Originally posted by: TheoPetro
umm my TI-89 says its 1 and it never lies.

Did you fail to notice that after entering that in, on the bottom it reads "Warning: 0^0 replaced by 1?"

Anyway, I'd say that from what we've seen here we can call the expression 0^0 indeterminate.

regardless it told me it is 1. if it can integrate, differentiate, do a few matricies, and graph a 3d function I would THINK it could do 0^0 .

 

[Qriz]

Um...I think the point is that the calculator simply defines 0^0 as 1 if it ever comes across it, because any other definition would screw things up where it shouldn't. Forget the ti-89. If a supercomputer tried to do the same thing, it would have the same problems we are having. 0 is weird- it doesn't follow the rules that any other number does. We have to make up definitions for expressions that use 0, since we essentially made up the number 0. Examples of this are everywhere: what other number, when multiplied or divided by any number, is always equal to that same number again? Same with dividing by 0. Some would say this is always infinity, but this doesn't work at all. So we say it's impossible; an undefined value.

 

[TheoPetro]

Originally posted by: Qriz
Um...I think the point is that the calculator simply defines 0^0 as 1 if it ever comes across it, because any other definition would screw things up where it shouldn't. Forget the ti-89. If a supercomputer tried to do the same thing, it would have the same problems we are having. 0 is weird- it doesn't follow the rules that any other number does. We have to make up definitions for expressions that use 0, since we essentially made up the number 0. Examples of this are everywhere: what other number, when multiplied or divided by any number, is always equal to that same number again? Same with dividing by 0. Some would say this is always infinity, but this doesn't work at all. So we say it's impossible; an undefined value.

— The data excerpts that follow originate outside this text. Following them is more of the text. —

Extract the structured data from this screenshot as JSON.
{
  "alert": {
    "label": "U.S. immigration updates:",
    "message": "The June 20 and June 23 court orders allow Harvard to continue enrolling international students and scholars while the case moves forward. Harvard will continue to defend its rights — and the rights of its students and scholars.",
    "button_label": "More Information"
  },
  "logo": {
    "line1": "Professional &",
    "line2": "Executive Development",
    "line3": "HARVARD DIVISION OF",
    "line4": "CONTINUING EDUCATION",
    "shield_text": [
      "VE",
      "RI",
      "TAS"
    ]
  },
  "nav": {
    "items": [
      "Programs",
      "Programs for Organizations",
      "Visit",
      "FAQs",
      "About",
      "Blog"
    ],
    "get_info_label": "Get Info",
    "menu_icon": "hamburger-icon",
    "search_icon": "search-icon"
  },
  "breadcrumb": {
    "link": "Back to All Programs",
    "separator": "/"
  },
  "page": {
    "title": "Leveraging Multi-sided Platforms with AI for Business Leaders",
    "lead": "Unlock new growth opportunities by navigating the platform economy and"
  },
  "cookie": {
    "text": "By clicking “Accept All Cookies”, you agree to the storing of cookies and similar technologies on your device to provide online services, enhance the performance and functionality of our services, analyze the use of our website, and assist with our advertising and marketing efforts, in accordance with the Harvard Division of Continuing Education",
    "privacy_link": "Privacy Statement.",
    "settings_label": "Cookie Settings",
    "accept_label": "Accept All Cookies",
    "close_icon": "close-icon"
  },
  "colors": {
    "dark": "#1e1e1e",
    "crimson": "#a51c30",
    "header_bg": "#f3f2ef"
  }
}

I was being sarcastic and making fun of people who rely solely on their calculator and believe anything it outputs. It is much funnier when I have to explain it though :disgust:

 

[bwanaaa]

@ inspire

and why cant something be defined by its limit? is that not how derivatives are defined in the classical sense? Imagine a hyperbola. y=1/x. As x approaches o from the positve side the value approaches +inf. As x approaches 0 from the neg side the value approaches -inf. The hyperbola is undefined at 0 not because it results in infinity but because it has 2 values. Consider another example, the circle x^2 + y^2 =1. At x=0, y can have 2 values, this time they are finite.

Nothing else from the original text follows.